Se hai più velcro in giro dopo il primo passo, risparmiane un po’ per i dispositivi che tieni intorno alla tua scrivania. Usa il velcro per fissare una multipla di alimentazione sul retro della tua scrivania, o abbastanza vicino, in modo che non ti manchino più porte per i fusibili in futuro.

3. Etichetta le tue porte

Parlando di porte, tutte quelle prese elettriche possono confondere i principianti. Se ti confondi facilmente con loro, dovresti usare una penna piccola ma resistente per scrivere l’attrezzatura che accompagna e la sua tensione/amperaggio su ogni spina che usi frequentemente.

Più grande è il tuo home studio, più utile sarà questo consiglio, naturalmente.

4. Impilare le tastiere

La scrivania del tuo home studio sarà la parte più ingombrante e claustrofobica dello studio, con ogni probabilità. Non è raro per gli studi avere un mouse e una tastiera, un controller MIDI, insieme a uno o due sintetizzatori, e tutto ciò rende confusa la configurazione della scrivania.

Un supporto per tastiera, preferibilmente uno a più livelli, ti permette di impilare le tue tastiere in termini di priorità in modo che quelle che usi di più siano pronte e vicine dove ti servono mentre le altre sono ordinatamente nascoste dietro.

5. Trattalo come un posto di lavoro

Non è tanto un consiglio veloce quanto una visione che dovresti avere verso lo studio: dovresti trattarlo come se fosse un posto di lavoro. Cosa significa questo? Due cose principalmente, uno, non passarci il tempo se non stai lavorando attivamente a un progetto, e due, programmare una pulizia dell’area quando puoi.

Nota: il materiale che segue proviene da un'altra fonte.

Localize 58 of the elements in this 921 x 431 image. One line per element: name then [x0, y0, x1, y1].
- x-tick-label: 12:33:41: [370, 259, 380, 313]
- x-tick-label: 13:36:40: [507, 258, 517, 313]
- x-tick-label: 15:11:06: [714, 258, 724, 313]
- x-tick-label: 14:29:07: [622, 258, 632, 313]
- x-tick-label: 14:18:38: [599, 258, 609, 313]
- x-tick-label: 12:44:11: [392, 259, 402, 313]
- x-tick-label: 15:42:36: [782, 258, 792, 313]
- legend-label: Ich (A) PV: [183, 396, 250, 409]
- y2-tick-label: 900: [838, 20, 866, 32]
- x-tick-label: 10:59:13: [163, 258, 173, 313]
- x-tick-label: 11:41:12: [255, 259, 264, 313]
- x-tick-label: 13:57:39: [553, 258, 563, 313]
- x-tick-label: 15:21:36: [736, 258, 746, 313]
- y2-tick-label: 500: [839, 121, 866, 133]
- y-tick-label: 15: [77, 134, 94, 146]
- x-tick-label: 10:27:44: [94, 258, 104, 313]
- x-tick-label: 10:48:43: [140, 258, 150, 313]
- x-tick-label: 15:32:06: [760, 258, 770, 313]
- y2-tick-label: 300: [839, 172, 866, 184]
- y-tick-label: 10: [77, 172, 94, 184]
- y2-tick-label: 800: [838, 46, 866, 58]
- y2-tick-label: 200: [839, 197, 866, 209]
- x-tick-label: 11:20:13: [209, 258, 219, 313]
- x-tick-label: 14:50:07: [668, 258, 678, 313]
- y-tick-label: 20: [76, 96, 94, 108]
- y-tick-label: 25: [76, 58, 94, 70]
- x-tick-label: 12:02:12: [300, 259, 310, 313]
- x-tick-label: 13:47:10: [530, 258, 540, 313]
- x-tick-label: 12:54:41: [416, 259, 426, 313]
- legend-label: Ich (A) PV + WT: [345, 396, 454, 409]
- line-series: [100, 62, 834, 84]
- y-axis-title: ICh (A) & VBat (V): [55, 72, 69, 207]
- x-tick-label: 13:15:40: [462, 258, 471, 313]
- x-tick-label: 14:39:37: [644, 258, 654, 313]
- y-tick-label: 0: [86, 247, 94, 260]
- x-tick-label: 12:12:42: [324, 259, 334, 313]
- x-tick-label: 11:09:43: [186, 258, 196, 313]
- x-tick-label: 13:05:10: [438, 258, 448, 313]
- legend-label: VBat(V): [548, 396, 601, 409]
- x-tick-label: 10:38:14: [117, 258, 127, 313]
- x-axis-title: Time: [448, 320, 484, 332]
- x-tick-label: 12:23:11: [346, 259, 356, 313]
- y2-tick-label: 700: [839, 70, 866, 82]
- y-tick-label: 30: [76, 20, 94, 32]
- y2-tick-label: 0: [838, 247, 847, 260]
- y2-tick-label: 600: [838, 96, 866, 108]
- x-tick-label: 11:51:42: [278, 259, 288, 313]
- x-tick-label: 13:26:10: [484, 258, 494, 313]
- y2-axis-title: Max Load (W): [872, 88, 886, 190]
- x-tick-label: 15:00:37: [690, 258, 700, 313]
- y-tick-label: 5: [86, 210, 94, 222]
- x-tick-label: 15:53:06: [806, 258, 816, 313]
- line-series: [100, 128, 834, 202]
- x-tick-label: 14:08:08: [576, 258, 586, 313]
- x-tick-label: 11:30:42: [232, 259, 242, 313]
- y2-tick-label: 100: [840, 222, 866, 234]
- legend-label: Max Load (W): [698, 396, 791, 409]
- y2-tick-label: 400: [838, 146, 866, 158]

7. Conclusione: Facciamo un po’ di rumore!

Con questo, arriviamo alla fine della nostra guida completa per allestire un home studio competente. Dovresti trovare quasi tutto quello che un principiante vorrebbe sapere nelle sezioni precedenti e, se sei nel processo di costruzione del tuo studio, torna a controllare se ti sei perso qualcosa di tanto in tanto.

Ricorda solo che è un processo iterativo che richiede tempo. Il vostro studio crescerà in dimensioni e complessità insieme alle vostre abilità e ambizioni come tecnico audio, sia che si tratti di creare musica, di recitazione, o semplicemente di affittare lo spazio per un flusso di reddito alternativo.

Fintanto che si rispettano le basi che sono state delineate sopra, si è liberi di esplorare mezzi aggiuntivi e alternativi per espandere e migliorare il proprio home studio quando è possibile. È tuo, dopo tutto, quindi puoi fare quello che vuoi nel tuo tempo libero, senza vincoli.